LA TERRA SENZA FUOCHI

La chiamano terra dei fuochi, la terra dove per anni, per decenni, la camorra ha interrato rifiuti tossici con la connivenza della politica e delle istituzioni che non vedevano, non sapevano, ignoravano o, forse, vedevano, sapevano e lucravano.

La chiamano terra dei fuochi, per dare un nome poetico alla pattumiera d’Italia, dove imprenditori disonesti, ignobili, lerci hanno sotterrato i propri rifiuti che “costava troppo” smaltire in maniera onesta, finanziando i traffici messi in piedi dai Casalesi.

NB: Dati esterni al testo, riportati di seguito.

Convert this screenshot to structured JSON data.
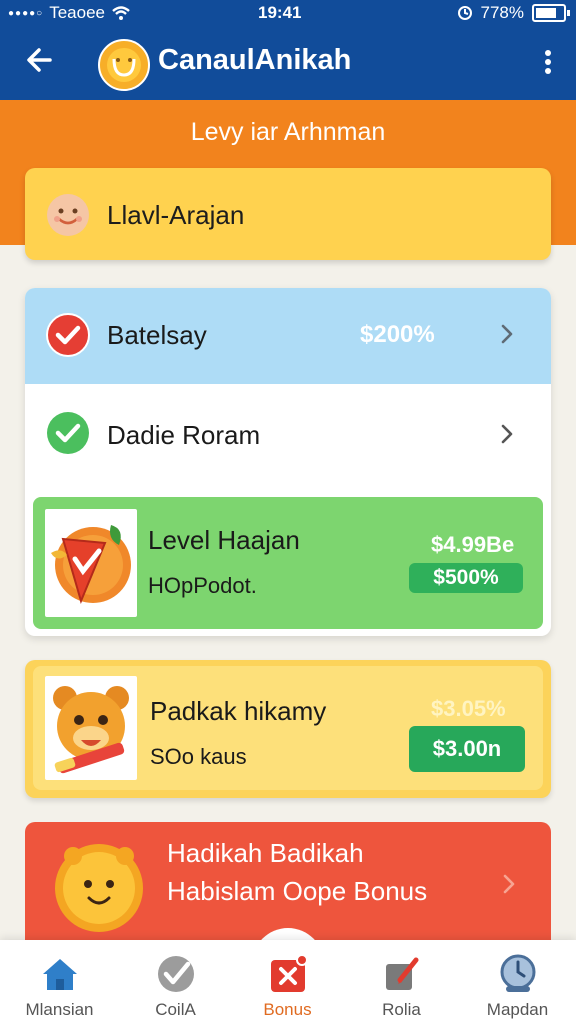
{
  "status_bar": {
    "carrier": "Teaoee",
    "time": "19:41",
    "battery": "778%"
  },
  "app_bar": {
    "title": "CanaulAnikah",
    "back_icon": "back-arrow-icon",
    "more_icon": "more-vertical-icon"
  },
  "banner": {
    "title": "Levy iar Arhnman"
  },
  "level_card": {
    "label": "Llavl-Arajan",
    "icon": "smiley-face-icon"
  },
  "list": {
    "rows": [
      {
        "label": "Batelsay",
        "amount": "$200%",
        "icon": "red-check-icon"
      },
      {
        "label": "Dadie Roram",
        "icon": "green-check-icon"
      }
    ],
    "featured": {
      "title": "Level Haajan",
      "subtitle": "HOpPodot.",
      "price": "$4.99Be",
      "button": "$500%"
    }
  },
  "offer": {
    "title": "Padkak hikamy",
    "subtitle": "SOo kaus",
    "price": "$3.05%",
    "button": "$3.00n"
  },
  "bonus_card": {
    "line1": "Hadikah Badikah",
    "line2": "Habislam Oope Bonus"
  },
  "bottom_nav": {
    "items": [
      {
        "label": "Mlansian",
        "icon": "home-icon",
        "color": "#2f7fc9"
      },
      {
        "label": "CoilA",
        "icon": "checkmark-badge-icon",
        "color": "#8b8b8b"
      },
      {
        "label": "Bonus",
        "icon": "gift-x-icon",
        "color": "#e23b2e",
        "active": true
      },
      {
        "label": "Rolia",
        "icon": "edit-pencil-icon",
        "color": "#7a7a7a"
      },
      {
        "label": "Mapdan",
        "icon": "clock-person-icon",
        "color": "#5a7fa8"
      }
    ]
  },
  "colors": {
    "app_bar": "#114c9a",
    "banner": "#f2831d",
    "level_card": "#ffd24f",
    "row_blue": "#aedcf6",
    "row_green": "#7dd56f",
    "button_green": "#2fb05a",
    "offer_yellow": "#fcd35a",
    "bonus_red": "#ee553d"
  }
}
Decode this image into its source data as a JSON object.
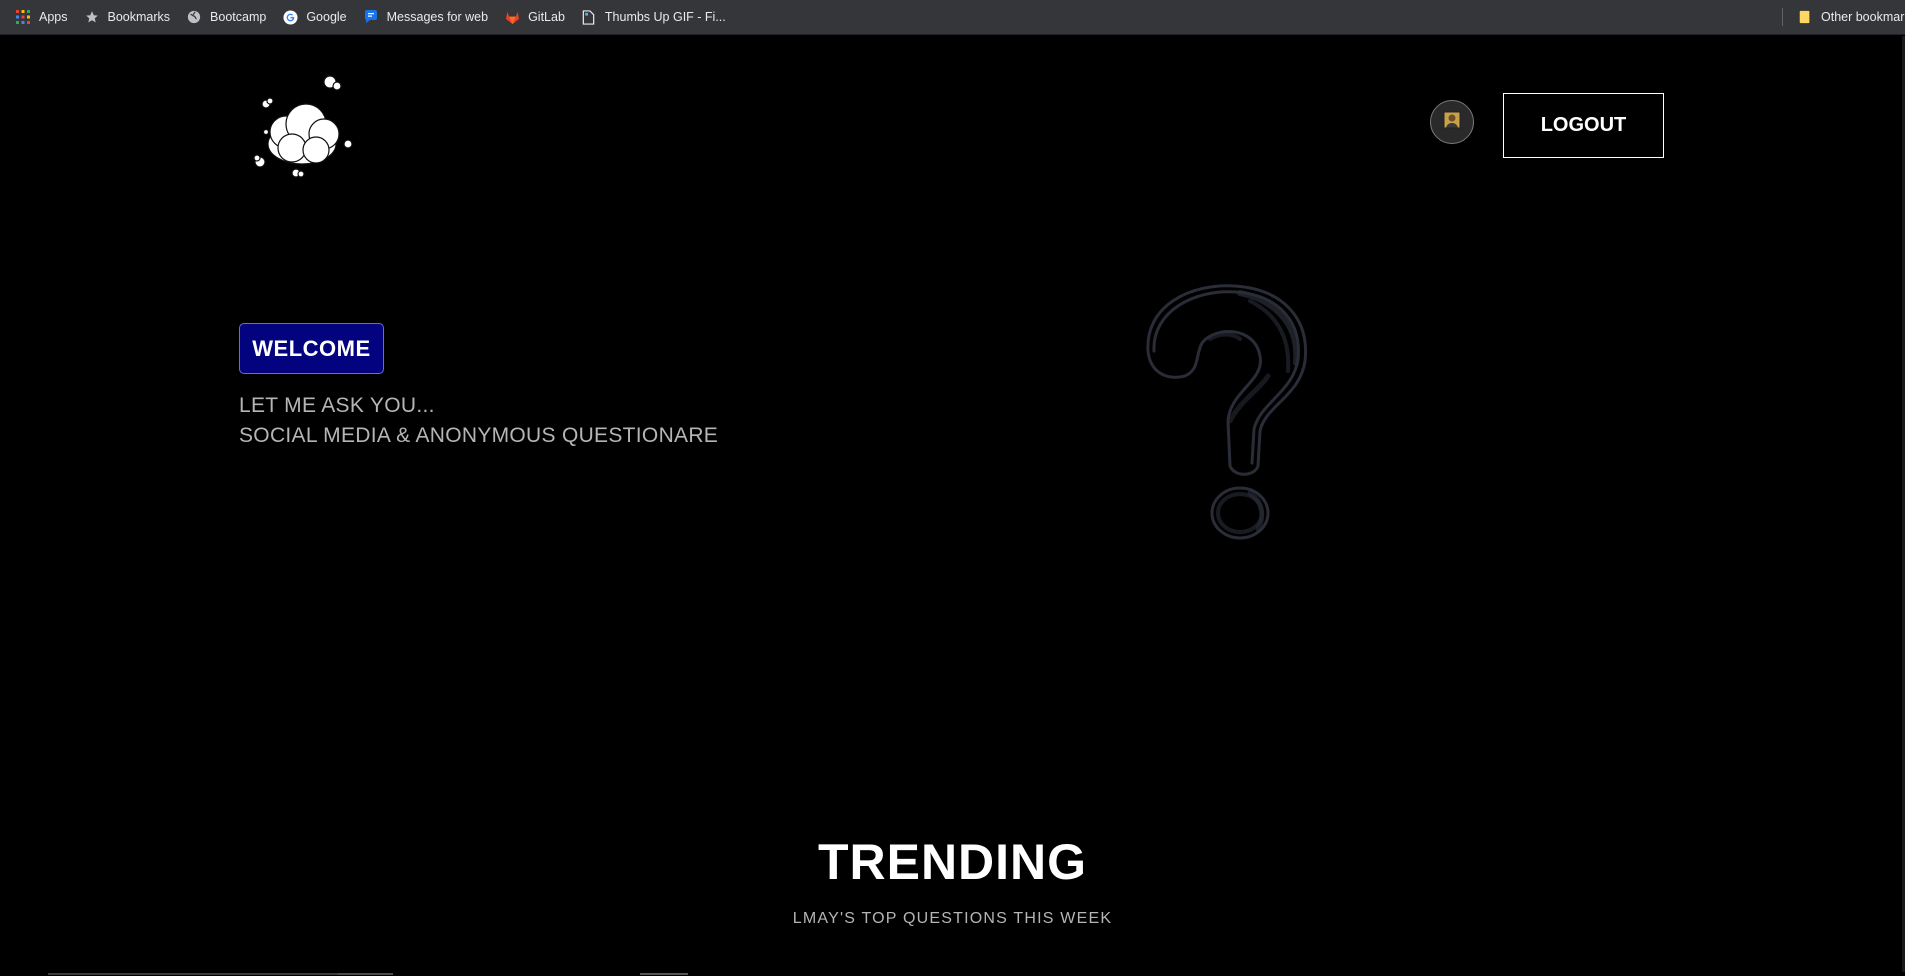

La chiamano terra dei fuochi, ma quei fuochi che bruciavano, e bruciano ancora, hanno con il loro bagliore acceso finalmente i riflettori; nuovamente, dopo le denunce di Saviano, dopo che per anni urla senza voce dei cittadini e della Chiesa di frontiera non erano riusciti a farsi prendere sul serio.

La chiamano terra dei fuochi, la terra di Gomorra. E non si poteva non vedere, non sapere, ignorare.

E qui sta il rischio della terra “senza fuochi”. Proprio quando i riflettori hanno iniziato, ad intermittenza, ad accendersi, il business ha rischiato di interrompersi. Troppi soldi, troppo grande l’affare per rinunciare.

I Casalesi sono criminali, imprenditori criminali. Da sempre la malavita esiste e resiste perché fa impresa, e gli affari dovevano continuare, non potevano non continuare.

C’erano i clienti, c’erano i soldi, c’erano i collusi, vecchi e nuovi.

Ed è qui che viene in gioco la terra senza fuochi.

C’era l’emergenza, l’emergenza rifiuti indotta e provocata. Untori di quello stato di emergenza che doveva costringere tutti ad abbassare la guardia. Accettare qualunque scorciatoia per ripulire le strade.

Discariche piccole e grandi, sversatoi temporanei, siti di stoccaggio. Quanti ne sono nati, come funghi, anche nella terra senza fuochi. Alcuni velenosi, come funghi. Amministratori che possono non aver visto, non saputo, ignorato o anche, visto, saputo, lucrato e che hanno avvelenato le proprie terre.

Speriamo non sia così, ma le regole del mercato, anche di quell’ignobile mercato dei rifiuti tossici, non lasciano molto spazio all’ottimismo. The business must go on, altro che show, e non è un bello spettacolo.

Cos’è successo in questi anni nella terra senza fuochi? Quanti “siti” sono realmente sicuri? Quanti “siti” esistono, ufficiali e non? E’ questo il momento di guardare a fondo. Prima che sia troppo tardi, com’è tardi per quella che una volta era la terra di lavoro.

Quanti funghi ci sono nella nostra Provincia? Chi sa, parli. Prima che sia troppo tardi. Un controllo del territorio è necessario, per la salute e la serenità di tutti.

I Comuni non hanno la forza per farlo; in alcuni casi, forse, la volontà, perché qualcuno può aver visto, saputo, lucrato.

Intervenga il Prefetto, con l’autorevolezza dello Stato centrale, ad avviare una mappatura dei siti, a realizzare rilievi a campione, a controllare che la terra senza fuochi sia rimasta immune.

E’ tutt’altro che scontato.

Se serve che qualcuno lo chieda, lo faccia questo giornale, con l’autorevolezza che da quasi 20 anni i lettori gli hanno dato.

Prima che sia troppo tardi e che anche nella terra senza fuochi siano i dati tumorali a suonare l’allarme. Allora sì che sarebbe troppo tardi.